Да! В Косте жил и этот дар, мощно подкреплявший его актерский талант: ему дано было слышать время, век, конец века, когда так ощутимо стало всеобщее разочарование в успехах точных наук, в последние сорок лет не принесших ничего сколько-нибудь фундаментально нового, когда сама наука утомилась от собственной раздробленности, разобщенности накопленного общего знания. Даже у них, в гуманитарном институте, не очень-то знаешь и вникаешь в то, чем заняты коллеги в соседней лаборатории.

Наука, как черная дыра, подумала внезапно Таня, как звезда с очень большой массой, проваливается в себя под силой собственной тяжести — ей уже не справиться с собой, она отчуждается от себя, превращаясь в индустрию. Ей трагически не хватает философского осмысления, синтеза или, возможно, чего-то более простого?

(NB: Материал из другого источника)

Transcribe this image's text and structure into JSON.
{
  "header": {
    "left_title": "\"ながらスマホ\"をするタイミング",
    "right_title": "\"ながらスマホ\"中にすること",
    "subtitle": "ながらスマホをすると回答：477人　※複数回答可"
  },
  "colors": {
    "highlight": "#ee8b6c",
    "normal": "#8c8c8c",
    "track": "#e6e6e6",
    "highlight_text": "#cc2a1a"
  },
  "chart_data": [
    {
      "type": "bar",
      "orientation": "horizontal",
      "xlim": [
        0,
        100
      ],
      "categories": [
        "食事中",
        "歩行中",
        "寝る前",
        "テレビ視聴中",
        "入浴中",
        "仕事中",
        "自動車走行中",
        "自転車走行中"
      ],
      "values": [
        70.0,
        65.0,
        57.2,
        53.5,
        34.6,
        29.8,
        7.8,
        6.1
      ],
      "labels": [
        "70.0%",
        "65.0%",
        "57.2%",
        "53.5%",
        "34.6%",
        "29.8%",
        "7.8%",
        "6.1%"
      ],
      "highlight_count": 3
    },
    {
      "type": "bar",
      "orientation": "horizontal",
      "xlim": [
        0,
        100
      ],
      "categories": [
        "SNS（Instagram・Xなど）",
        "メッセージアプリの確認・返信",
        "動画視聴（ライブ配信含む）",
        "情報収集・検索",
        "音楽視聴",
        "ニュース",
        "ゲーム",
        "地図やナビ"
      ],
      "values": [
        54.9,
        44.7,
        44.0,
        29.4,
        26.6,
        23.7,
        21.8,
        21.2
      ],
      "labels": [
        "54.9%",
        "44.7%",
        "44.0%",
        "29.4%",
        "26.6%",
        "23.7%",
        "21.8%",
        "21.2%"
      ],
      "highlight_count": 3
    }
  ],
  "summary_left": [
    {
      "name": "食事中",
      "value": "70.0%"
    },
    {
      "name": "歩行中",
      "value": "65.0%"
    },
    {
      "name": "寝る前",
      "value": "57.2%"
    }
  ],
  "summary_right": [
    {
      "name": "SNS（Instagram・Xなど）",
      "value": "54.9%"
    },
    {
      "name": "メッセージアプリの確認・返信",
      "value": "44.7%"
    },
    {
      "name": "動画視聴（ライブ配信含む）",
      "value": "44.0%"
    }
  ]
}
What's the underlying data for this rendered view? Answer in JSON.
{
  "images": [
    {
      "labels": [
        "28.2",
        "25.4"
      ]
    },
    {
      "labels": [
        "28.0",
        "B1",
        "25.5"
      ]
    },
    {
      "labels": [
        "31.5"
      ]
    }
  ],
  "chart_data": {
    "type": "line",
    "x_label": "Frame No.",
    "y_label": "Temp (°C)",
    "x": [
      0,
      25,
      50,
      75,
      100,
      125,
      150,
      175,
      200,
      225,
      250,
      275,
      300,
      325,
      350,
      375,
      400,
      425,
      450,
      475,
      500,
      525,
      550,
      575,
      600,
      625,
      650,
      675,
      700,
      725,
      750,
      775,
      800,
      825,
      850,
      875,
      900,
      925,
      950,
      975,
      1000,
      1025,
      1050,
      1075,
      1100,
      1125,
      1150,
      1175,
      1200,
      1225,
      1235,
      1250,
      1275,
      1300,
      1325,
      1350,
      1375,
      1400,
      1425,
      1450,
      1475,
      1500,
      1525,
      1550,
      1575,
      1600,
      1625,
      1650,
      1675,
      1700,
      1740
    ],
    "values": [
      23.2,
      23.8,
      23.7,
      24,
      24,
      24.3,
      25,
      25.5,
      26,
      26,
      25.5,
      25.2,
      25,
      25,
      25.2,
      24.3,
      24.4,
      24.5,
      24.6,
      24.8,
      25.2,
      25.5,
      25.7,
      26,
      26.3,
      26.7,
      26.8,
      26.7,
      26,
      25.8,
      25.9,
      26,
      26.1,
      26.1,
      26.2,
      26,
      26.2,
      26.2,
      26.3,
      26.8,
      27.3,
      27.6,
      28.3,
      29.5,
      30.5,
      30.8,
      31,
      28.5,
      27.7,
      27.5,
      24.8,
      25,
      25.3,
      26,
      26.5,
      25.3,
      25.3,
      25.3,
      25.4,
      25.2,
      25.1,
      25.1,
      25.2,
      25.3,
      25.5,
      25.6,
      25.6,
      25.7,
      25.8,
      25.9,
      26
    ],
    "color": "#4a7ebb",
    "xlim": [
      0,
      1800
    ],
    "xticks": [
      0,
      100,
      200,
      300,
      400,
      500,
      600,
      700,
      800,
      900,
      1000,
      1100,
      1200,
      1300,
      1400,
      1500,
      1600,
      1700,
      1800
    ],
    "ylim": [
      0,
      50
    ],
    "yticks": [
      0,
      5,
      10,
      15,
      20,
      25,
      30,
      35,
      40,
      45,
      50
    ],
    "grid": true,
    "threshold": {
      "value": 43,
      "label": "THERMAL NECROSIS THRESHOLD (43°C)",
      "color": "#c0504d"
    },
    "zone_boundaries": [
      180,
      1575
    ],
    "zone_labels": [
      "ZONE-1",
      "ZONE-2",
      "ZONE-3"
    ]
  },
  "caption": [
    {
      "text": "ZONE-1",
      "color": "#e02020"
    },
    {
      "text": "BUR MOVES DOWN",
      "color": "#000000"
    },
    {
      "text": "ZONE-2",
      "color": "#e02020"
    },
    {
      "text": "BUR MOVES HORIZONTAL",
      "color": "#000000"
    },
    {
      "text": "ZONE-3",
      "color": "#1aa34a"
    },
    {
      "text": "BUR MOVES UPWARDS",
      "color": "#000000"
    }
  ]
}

Допустим, права на интересную гипотезу, на шаг вперед, сделанный без оглядки на существующие законы. Легкости — вот чего ей не хватает, права оторваться и воспарить над горами залежавшихся фактов не с тем даже, чтобы этими фактами пренебречь или присмотреться с высоты, как их заново перетряхнуть... а просто... права воспарить и помечтать о небудничном. Все так мелко, скрупулезно и буднично в этой самой науке — графики, цифры, частицы... расщепили, разрезали, поковыряли гены, покалечили живую материю, доказали, убедили... А дальше? А зачем? А для чего?